Saturday, August 1, 2009

Doctorate in Special Education?

I always thought a doctorate in education seemed unnecessary without plans to teach at the college or university level. It certainly would not make me a better teacher in the classroom. Pursuing a doctorate degree needs to be for me, because I want to learn more, because some particular topic has peaked my interest and I need to know more about it. One day last week, Mr. K1 teacher sent email about a talk he had went to at his company. He thought about how that idea could be applied to special education students. I was pretty intrigued. Since then, I have thought about it more and tossed around the idea of a PhD so I could further investigate.

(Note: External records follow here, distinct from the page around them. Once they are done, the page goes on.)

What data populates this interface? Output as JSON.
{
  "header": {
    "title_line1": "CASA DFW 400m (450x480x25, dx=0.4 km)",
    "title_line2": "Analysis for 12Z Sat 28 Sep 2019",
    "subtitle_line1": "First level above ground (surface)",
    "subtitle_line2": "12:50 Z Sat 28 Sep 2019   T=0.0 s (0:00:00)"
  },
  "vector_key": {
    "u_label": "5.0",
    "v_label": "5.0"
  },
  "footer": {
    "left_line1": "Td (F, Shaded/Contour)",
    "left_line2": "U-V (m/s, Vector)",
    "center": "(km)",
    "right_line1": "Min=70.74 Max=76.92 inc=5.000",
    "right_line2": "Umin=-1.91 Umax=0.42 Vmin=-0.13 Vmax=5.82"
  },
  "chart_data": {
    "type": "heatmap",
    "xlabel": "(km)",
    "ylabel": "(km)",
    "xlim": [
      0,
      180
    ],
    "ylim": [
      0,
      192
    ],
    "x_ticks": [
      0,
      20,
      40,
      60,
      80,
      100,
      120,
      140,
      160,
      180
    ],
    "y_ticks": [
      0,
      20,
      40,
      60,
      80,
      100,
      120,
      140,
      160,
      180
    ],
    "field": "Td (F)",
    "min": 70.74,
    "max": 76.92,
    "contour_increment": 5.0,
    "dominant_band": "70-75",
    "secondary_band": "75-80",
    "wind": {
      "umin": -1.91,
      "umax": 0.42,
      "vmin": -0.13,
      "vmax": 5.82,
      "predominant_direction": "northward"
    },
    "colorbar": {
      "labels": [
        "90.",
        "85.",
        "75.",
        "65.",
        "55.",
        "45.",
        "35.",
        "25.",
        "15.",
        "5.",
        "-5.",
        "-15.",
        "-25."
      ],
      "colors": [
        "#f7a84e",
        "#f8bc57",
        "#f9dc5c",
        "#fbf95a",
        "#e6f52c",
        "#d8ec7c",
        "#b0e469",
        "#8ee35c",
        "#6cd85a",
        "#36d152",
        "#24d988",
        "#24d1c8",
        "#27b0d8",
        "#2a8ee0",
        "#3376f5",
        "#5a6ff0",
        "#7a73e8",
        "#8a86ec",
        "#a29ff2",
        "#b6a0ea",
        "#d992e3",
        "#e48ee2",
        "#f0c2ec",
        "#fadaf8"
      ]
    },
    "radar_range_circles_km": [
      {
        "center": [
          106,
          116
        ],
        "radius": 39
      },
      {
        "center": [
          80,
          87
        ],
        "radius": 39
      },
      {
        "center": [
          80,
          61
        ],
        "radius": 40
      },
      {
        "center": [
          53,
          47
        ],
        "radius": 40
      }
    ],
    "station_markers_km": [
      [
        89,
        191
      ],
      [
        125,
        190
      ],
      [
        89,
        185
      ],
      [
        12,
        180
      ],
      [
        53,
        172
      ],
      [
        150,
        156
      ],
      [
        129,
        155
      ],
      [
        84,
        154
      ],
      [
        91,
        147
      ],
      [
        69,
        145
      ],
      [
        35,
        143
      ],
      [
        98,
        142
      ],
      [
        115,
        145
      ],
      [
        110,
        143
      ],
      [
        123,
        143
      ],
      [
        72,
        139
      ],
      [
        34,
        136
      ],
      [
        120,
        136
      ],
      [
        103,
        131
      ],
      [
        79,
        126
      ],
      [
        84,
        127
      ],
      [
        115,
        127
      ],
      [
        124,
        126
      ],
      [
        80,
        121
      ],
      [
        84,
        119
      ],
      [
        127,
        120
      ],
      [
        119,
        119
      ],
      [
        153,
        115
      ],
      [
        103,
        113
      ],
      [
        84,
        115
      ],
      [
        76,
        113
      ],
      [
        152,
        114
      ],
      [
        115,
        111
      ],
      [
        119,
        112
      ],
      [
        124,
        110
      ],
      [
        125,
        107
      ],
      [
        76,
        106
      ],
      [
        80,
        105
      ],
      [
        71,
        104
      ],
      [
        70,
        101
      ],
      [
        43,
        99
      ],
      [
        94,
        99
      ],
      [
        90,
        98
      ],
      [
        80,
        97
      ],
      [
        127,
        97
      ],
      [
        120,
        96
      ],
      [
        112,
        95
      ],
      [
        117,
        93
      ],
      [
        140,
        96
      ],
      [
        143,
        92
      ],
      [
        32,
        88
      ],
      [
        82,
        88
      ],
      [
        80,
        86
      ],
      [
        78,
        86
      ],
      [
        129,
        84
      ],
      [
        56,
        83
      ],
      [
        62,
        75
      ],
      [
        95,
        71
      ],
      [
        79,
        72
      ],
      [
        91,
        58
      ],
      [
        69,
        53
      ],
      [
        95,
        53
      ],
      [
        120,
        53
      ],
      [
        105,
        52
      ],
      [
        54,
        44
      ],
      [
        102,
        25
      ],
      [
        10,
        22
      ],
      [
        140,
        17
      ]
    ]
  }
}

Then I thought of my dear friend Alexandra, who writes the Brainy and Beautiful blog and a recent conversation I had with her. She raised some good questions about higher education and insisted it wasn't the only way to learn something. She pointed out that following some predetermined curriculum didn't necessarily help a person to reach their goals. She questioned the necessity of higher education degrees. I suppose that I could read countless research papers on my interest area and just absorb knowledge. Which sounds doable now, that I am on summer break. Could I keep that up when school starts and responsibilities pick up? If I did a doctorate and did some successful research, would it even make a difference to real students?

I guess for now I will toss my idea around in my head a bit more. Stay tuned!

1 comment:

  1. Doctorate degrees are the most unstructured kind of higher education there is. However, there still is structure.